Low complication rates were recorded for both devices during the maintenance of anesthesia, with air leakage rates of 8.6% for the LMA SaCoVLM and 20% for the LMA Supreme. No significant differences were observed between the two groups, and no reflux aspiration occurred, which was similar to the results of previous studies10,30. In terms of the incidence of postoperative complications, the incidence of blood staining in the SaCoVLM group was higher than that of the Supreme group (22.9% vs. 2.9%), which is quite different from the 7% incidence of blood staining reported by Yan et al.28, additional research is needed for confirmation.
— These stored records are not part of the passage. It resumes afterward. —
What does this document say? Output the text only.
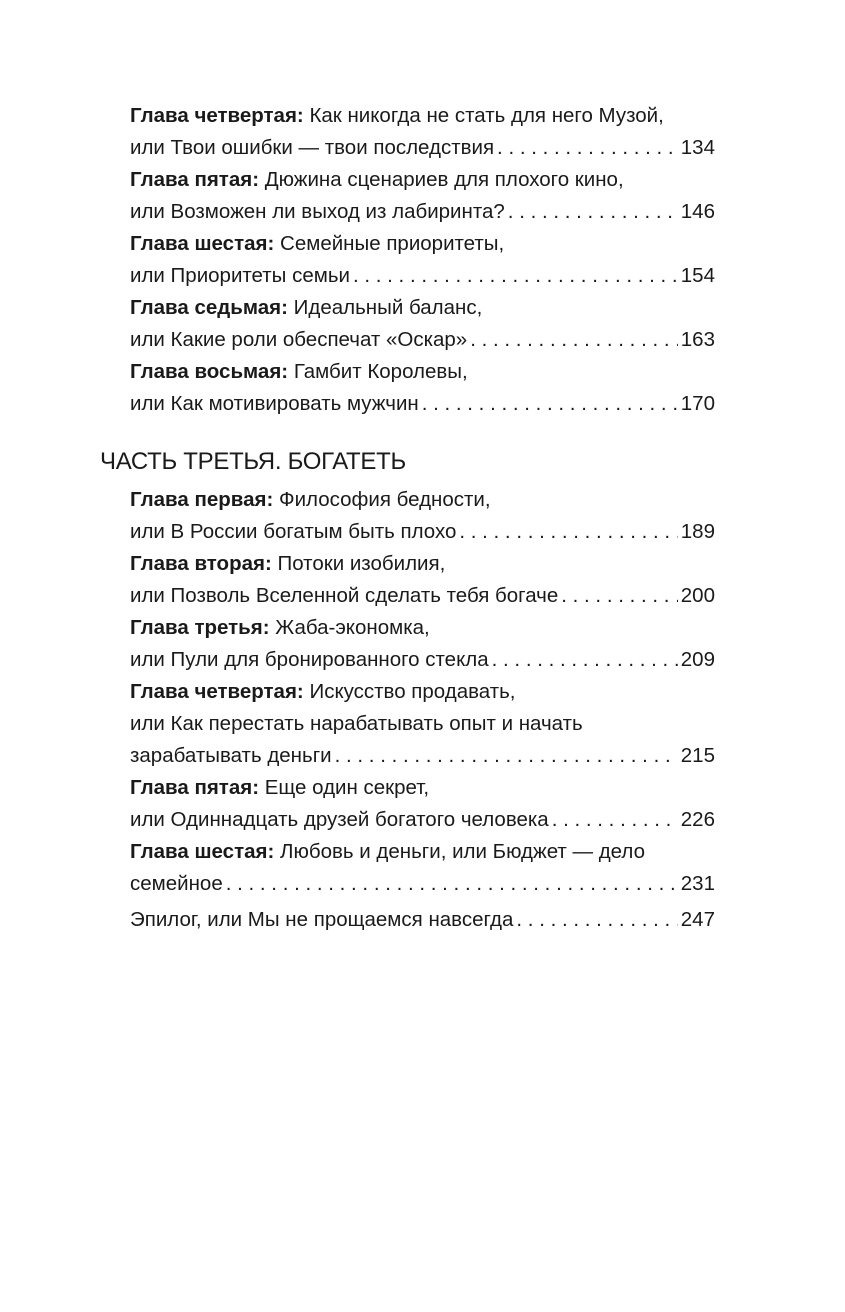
Глава четвертая:
Как никогда не стать для него Музой,
или Твои ошибки — твои последствия . . .	134
Глава пятая:
Дюжина сценариев для плохого кино,
или Возможен ли выход из лабиринта? . . .	146
Глава шестая:
Семейные приоритеты,
или Приоритеты семьи . . .	154
Глава седьмая:
Идеальный баланс,
или Какие роли обеспечат «Оскар» . . .	163
Глава восьмая:
Гамбит Королевы,
или Как мотивировать мужчин . . .	170
ЧАСТЬ ТРЕТЬЯ. БОГАТЕТЬ
Глава первая:
Философия бедности,
или В России богатым быть плохо . . .	189
Глава вторая:
Потоки изобилия,
или Позволь Вселенной сделать тебя богаче . . .	200
Глава третья:
Жаба-экономка,
или Пули для бронированного стекла . . .	209
Глава четвертая:
Искусство продавать,
или Как перестать нарабатывать опыт и начать
зарабатывать деньги . . .	215
Глава пятая:
Еще один секрет,
или Одиннадцать друзей богатого человека . . .	226
Глава шестая:
Любовь и деньги, или Бюджет — дело
семейное . . .	231
Эпилог, или Мы не прощаемся навсегда . . .	247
No significant differences were observed in the incidence of complications within 24 h after the operation, and no severe pharyngeal pain, hoarseness, or dysphagia was found; moreover, these symptoms were all mild and relieved within 24 h after the operation10,11,30,32.

Nonetheless, our study has several limitations. First, although the postoperative observer and patients were blinded to the group distribution, the anesthesiologist was not blinded to the type of LMA used, which might result in bias. Second, OLP data may not be appropriate for patients with difficult airways because this was the exclusion criterion in our study. Third, the LMA SaCoVLM camera is designed to be on the right side, not in the center. The glottis cannot be completely imaged technically on the screen, affecting the image classification. Finally, in this study, patients were ventilated with tidal volume of 6–8 mL kg−1, which might have affected peak airway pressure being measured.

Conclusions

In the lateral position and under pneumoperitoneum, the LMA SaCoVLM and Supreme both provided considerable ventilation efficiency. Our data showed that the new video LMA SaCoVLM has a greater OLP. Moreover, the first-attempt success rate and LMA alignment accuracy of SaCoVLM were higher. Despite the longer insertion time and the greater incidence of blood staining in the SaCoVLM group, it was proven that the application of visualization technology can effectively improve the safety of LMA airway management. Visualization and a higher OLP can allow SGAs to be used in wider ranges of patients and procedures.